Gene of the Month – November: HK1
Variants in a regulatory region of the gene HK1 result in the rare disorder of congenital hyperinsulinism. This has been reported in a study published in Nature Genetics. Coding HK1 variants have previously been described to cause diseases such as hemolytic anemia, but they have not been associated with dysglycemia. The study provides an example of non-coding variants in a gene underlying a disease while coding mutations in the same gene do not cause the same condition.
HK1 encodes hexokinase 1, a pivotal enzyme in glycolysis. It is ubiquitously expressed in all tissues except for pancreatic cells and liver cells, where it is silenced. The protein has an extremely high binding affinity to glucose. If HK1 was expressed in these cells, an inappropriately high insulin secretion would occur even at normally low glucose levels. Using whole-genome sequencing, the authors of the study now identified 14 variants in a 42-bp regulatory region of HK1 in patients with severe early-onset and persisting hyperinsulinism. Their analysis of epigenomic data in public repositories showed that this specific region is crucial for cell-specific silencing of the gene. Further investigations revealed that patients carrying the variants showed HK1 expression in pancreatic beta cells.
Congenital hyperinsulinism (CHI) is a disorder characterized by increased insulin secretion, leading to life-threatening hypoglycemic episodes, which, if untreated, might result in severe and irreversible brain damage.

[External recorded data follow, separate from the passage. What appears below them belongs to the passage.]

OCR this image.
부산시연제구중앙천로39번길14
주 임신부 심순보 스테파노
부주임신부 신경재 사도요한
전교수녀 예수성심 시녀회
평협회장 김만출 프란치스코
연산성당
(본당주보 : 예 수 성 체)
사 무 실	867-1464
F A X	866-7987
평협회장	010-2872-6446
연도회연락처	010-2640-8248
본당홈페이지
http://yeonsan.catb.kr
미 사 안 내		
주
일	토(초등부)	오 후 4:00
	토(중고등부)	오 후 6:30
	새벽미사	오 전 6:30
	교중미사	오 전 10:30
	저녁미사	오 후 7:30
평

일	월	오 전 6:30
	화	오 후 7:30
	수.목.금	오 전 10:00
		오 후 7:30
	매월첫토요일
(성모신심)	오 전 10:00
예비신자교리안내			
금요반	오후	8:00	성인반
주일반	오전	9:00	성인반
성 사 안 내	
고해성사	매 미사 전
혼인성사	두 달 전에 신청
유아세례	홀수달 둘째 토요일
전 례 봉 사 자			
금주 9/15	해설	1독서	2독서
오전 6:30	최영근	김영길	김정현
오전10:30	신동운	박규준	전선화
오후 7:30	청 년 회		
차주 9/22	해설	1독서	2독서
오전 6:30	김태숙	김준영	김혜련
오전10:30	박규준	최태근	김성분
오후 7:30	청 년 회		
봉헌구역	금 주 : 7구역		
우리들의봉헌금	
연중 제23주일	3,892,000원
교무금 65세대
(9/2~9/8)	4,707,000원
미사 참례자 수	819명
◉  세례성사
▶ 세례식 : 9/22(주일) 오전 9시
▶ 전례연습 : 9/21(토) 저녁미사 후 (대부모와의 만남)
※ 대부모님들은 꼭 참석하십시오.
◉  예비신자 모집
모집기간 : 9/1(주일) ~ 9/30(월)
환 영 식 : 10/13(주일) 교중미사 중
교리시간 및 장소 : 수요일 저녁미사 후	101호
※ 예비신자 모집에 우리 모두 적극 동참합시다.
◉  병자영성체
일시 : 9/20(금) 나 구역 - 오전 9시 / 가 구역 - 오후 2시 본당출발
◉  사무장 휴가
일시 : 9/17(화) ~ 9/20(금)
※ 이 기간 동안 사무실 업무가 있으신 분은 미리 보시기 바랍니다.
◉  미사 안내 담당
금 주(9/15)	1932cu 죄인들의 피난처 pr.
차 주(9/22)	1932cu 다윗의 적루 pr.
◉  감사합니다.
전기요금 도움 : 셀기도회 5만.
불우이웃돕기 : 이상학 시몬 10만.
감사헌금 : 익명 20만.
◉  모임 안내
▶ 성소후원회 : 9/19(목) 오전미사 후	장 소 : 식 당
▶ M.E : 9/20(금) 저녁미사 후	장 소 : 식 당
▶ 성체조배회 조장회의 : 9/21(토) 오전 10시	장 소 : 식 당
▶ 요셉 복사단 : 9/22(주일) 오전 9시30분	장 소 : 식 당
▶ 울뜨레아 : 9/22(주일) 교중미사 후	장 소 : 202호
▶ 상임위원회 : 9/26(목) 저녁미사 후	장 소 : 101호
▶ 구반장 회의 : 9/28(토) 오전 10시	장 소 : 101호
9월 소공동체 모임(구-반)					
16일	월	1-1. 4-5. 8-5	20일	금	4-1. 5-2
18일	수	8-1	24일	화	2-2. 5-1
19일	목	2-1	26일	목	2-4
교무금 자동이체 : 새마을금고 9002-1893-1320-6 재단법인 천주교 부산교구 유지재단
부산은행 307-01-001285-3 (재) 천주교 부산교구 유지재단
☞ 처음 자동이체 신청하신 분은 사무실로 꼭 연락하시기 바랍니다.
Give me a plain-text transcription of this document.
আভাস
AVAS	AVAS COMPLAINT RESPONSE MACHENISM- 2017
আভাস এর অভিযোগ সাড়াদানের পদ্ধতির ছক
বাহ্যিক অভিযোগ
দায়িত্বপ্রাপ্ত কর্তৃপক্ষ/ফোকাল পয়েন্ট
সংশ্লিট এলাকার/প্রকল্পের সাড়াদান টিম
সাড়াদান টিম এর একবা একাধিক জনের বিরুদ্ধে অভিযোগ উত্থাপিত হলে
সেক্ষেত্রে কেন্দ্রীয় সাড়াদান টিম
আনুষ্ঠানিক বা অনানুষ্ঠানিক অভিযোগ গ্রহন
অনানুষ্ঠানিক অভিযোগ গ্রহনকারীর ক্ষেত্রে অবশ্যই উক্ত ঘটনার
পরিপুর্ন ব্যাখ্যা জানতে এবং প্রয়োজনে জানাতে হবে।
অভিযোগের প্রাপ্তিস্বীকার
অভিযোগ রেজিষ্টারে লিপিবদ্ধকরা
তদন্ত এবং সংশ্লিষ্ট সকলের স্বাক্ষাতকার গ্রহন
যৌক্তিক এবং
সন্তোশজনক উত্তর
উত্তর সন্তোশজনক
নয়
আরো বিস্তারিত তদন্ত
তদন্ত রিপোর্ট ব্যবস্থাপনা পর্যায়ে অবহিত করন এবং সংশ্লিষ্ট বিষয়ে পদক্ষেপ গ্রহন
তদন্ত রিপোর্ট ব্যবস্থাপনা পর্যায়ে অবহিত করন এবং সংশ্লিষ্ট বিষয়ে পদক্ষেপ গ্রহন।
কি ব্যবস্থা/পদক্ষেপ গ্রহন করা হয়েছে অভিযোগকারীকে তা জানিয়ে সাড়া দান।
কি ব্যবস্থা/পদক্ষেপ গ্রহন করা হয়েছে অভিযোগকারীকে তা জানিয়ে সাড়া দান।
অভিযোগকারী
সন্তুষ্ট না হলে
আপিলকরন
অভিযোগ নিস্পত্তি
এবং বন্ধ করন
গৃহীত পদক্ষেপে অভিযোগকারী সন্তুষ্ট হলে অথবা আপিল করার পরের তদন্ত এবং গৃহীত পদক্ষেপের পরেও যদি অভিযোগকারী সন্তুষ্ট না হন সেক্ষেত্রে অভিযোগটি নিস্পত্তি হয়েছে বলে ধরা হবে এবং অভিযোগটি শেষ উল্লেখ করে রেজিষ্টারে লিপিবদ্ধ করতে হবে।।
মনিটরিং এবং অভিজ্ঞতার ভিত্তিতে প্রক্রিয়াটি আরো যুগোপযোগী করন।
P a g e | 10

Although variants in more than 30 different genes have been described to underlie CHI, the genetic cause remains unknown in up to 50 % of children with persistent CHI.
Wakeling MN, Owens NDL, Hopkinson JR, … Flanagan SE. Non-coding variants disrupting a tissue-specific regulatory element in HK1 cause congenital hyperinsulinism. Nat Genet. 2022 Nov;54(11):1615-1620. doi: 10.1038/s41588-022-01204-x. Epub 2022 Nov 4.